Already I have kept my school from including language about “global economy” from our new dual language program’s brochure (and they took my advice). Whatever it is that we are to learn from all this, I look forward to it revealing itself.
I love this article by Cody. I will share it.
But as I had to acquiesce to my parents splitting up and marrying other people, and as I had to embrace two children who were not my own when I married my husband, so too do I know that we will get through this. Our public schools will not be vanished.
All readers of this blog have their strengths to bring to the fight to save public schools (while most of the population still does not even seem to know there is a fight). I hope the strength I can contribute is creative optimism. In fact, it is the only thing that has ever helped me survive.
Keep positive. Keep informed, but keep positive. That is my wish for those who are working for the survival and success of public schools.
And opting kids out. 🙂
Although teachers are probably legally bound to administer the test and really don’t have the option not to participate we must continuously ask ourselves: “Is this really what is best for our students?
Everyone should go see Elitesium, er, Elysium. It’s a perfect prophecy of the kind of world we’re headed toward if we don’t recover our principles pronto.
I was thinking the parole officer robot would make a good accountability coach.
STOP TALKING ❢❢❢
I was wondering the other day if Matt Damon had that thought in the back of his head…
Teachers in the suburbs don’t have to worry about job security from a low school grade. Their hill to die on might be opposing the CC, but their livelihood is not at risk. Three of my colleagues lived in limbo this spring regarding their contract renewal, because they presided over double D schools (School grade of D two years in a row).
It didn’t matter that in one of those schools, more than 30 languages are spoken by students, many of whom have been in the US for less than five years. This year, my school (95% free and reduced lunch and 60% ELL) dropped from close to a B to a D. Could I be next?

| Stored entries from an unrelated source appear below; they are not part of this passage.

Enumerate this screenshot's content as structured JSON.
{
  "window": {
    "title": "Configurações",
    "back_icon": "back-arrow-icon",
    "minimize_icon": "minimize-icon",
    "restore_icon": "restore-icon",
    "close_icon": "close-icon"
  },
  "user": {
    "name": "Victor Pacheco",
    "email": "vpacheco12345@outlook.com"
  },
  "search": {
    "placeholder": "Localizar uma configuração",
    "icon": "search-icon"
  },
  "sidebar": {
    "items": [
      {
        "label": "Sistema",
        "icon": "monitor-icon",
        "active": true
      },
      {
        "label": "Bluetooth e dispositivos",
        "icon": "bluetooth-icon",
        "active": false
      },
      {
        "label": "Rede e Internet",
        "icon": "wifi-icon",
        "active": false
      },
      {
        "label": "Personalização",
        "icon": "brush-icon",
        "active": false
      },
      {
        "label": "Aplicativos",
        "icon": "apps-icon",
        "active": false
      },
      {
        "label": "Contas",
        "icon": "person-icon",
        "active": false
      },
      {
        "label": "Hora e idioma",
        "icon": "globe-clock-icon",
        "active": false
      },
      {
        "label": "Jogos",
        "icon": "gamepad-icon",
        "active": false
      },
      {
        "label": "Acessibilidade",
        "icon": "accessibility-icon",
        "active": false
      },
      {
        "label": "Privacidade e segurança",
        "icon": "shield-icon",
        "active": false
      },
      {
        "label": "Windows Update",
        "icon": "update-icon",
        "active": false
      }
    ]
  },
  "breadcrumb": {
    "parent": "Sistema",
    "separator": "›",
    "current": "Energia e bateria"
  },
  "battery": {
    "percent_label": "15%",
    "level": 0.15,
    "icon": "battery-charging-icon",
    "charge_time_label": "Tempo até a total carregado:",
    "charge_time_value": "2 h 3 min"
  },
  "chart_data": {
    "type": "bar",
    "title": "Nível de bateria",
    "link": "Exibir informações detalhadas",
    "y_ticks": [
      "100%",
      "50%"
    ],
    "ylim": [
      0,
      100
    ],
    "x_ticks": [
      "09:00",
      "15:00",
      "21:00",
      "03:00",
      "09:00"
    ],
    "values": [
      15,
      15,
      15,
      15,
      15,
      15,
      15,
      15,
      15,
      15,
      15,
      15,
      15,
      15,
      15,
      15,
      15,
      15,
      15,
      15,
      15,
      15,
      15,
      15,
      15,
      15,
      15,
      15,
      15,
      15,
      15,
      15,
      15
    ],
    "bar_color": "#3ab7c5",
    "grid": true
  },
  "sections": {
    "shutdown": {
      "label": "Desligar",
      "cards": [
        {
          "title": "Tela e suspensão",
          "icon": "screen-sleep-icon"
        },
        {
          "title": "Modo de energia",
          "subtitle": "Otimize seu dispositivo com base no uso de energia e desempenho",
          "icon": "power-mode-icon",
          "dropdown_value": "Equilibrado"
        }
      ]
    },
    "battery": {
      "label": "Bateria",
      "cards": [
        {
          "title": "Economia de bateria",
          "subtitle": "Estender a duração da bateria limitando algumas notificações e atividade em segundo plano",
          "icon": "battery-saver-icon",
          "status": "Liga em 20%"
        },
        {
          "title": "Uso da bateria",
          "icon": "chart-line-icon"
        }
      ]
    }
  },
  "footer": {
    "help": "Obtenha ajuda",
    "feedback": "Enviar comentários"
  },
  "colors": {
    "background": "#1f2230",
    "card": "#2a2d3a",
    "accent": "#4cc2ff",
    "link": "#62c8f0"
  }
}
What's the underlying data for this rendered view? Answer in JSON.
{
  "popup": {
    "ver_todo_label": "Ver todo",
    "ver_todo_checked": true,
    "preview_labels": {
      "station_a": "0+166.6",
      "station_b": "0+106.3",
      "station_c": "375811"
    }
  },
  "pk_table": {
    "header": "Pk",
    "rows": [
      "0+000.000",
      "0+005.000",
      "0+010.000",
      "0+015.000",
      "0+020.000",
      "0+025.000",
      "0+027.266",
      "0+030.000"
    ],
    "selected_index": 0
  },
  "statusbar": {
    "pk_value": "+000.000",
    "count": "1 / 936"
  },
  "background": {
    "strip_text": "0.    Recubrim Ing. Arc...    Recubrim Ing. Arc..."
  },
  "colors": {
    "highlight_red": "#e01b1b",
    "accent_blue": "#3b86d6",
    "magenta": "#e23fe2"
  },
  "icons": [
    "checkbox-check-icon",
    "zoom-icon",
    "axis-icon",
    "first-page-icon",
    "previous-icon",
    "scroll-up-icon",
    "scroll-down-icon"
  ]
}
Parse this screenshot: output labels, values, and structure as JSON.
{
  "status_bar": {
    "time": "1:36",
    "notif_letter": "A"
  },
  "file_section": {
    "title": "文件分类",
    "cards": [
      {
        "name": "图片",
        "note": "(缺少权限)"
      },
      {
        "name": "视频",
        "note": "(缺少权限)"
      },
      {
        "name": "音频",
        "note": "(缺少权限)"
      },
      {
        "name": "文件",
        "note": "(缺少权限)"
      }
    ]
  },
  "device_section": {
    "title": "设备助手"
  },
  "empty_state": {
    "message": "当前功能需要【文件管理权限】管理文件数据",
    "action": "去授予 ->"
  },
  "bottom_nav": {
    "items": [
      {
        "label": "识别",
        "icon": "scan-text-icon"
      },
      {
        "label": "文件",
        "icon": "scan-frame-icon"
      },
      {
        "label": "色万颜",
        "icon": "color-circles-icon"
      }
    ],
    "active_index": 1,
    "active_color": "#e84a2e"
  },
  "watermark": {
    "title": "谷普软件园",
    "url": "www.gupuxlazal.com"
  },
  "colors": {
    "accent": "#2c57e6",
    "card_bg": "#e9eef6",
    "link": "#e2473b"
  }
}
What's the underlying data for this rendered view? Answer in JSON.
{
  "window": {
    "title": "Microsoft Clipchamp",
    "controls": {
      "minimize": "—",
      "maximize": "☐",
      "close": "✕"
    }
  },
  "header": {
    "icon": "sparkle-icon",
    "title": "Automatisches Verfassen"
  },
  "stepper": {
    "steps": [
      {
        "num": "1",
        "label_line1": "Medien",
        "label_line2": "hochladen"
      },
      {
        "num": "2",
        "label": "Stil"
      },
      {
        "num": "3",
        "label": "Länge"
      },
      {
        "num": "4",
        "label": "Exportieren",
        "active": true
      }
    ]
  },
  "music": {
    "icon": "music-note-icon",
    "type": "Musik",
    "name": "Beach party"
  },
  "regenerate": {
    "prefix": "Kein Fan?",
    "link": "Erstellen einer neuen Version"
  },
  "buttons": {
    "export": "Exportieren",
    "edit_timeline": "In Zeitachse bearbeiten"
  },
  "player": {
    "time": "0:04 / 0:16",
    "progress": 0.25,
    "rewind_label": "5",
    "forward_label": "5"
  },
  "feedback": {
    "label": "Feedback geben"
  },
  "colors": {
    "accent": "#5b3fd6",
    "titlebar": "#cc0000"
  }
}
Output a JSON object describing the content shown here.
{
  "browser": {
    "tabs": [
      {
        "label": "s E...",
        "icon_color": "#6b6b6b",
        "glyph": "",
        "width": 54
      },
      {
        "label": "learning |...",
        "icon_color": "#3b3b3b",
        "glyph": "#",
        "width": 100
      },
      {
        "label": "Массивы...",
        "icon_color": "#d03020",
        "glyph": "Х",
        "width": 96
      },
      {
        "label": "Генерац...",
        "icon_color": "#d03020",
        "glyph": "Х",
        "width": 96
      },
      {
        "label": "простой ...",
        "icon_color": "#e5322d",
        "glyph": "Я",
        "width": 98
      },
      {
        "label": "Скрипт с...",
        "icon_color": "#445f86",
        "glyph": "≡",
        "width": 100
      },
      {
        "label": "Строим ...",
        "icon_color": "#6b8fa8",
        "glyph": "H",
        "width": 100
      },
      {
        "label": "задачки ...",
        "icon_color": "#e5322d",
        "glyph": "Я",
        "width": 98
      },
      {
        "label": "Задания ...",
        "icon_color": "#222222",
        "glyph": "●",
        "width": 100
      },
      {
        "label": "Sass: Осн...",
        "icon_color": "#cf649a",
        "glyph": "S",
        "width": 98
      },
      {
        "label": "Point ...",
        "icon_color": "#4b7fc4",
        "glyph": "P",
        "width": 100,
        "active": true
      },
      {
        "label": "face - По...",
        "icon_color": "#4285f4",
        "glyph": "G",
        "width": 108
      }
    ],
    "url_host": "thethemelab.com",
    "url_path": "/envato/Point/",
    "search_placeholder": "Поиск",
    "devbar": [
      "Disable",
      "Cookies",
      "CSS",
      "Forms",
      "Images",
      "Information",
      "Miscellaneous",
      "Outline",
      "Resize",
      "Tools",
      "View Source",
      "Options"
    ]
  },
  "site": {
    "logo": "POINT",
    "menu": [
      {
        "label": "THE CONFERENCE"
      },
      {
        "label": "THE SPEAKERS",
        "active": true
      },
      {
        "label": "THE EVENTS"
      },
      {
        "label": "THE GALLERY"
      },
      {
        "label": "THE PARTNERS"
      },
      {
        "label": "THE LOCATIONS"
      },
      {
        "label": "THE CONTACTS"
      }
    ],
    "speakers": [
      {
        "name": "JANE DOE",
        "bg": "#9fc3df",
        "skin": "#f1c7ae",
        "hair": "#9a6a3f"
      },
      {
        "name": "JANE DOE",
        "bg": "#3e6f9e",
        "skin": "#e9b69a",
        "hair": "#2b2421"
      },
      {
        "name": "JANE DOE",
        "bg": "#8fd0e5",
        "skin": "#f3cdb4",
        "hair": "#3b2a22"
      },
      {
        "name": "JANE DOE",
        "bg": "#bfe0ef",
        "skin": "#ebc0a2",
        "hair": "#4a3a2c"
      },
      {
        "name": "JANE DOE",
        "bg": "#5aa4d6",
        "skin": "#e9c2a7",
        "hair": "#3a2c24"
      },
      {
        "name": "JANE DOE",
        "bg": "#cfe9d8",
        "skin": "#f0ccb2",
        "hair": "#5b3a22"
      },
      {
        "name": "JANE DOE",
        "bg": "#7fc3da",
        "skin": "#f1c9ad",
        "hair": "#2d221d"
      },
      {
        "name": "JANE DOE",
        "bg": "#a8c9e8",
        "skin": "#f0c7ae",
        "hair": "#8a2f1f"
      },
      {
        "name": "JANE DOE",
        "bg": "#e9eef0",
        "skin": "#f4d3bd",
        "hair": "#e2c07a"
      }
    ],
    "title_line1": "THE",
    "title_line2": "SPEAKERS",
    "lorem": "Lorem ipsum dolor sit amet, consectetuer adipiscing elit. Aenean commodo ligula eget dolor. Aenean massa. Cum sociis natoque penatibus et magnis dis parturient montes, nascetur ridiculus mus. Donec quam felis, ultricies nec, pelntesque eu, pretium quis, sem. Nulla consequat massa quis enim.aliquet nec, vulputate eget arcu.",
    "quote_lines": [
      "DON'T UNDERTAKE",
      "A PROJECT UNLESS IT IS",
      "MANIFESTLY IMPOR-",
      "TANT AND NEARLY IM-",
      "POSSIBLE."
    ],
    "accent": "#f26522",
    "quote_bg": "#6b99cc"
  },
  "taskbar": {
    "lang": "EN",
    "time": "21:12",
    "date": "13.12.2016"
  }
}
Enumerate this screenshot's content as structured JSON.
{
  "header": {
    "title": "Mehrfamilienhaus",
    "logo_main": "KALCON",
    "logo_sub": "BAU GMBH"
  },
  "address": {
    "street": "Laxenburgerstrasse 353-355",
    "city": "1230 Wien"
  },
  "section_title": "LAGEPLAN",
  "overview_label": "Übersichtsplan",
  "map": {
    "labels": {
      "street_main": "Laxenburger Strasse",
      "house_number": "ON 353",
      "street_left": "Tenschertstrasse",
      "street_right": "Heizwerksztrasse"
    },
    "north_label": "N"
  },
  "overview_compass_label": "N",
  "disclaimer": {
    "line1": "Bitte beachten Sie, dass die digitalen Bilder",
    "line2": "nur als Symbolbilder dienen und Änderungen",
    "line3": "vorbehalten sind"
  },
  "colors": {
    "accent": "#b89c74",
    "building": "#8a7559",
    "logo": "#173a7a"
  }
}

Policies are bad throughout the current state of public education, but those of us who have dedicated our lives to working with the poor are most at risk, and need the most support to protect our students,ourselves and “the Great American School System.” I’ve yet to hear AFT or NEA address this. Perhaps educators who work in low income schools should form their own union.
“Nobody in the world, nobody in history, has ever gotten their freedom by appealing to the moral sense of the people who were oppressing them.”
-Assata Shakur
Please all UTLA members in LAUSD, work toward electing Alex Caputo-Pearl as the union leader in the coming election.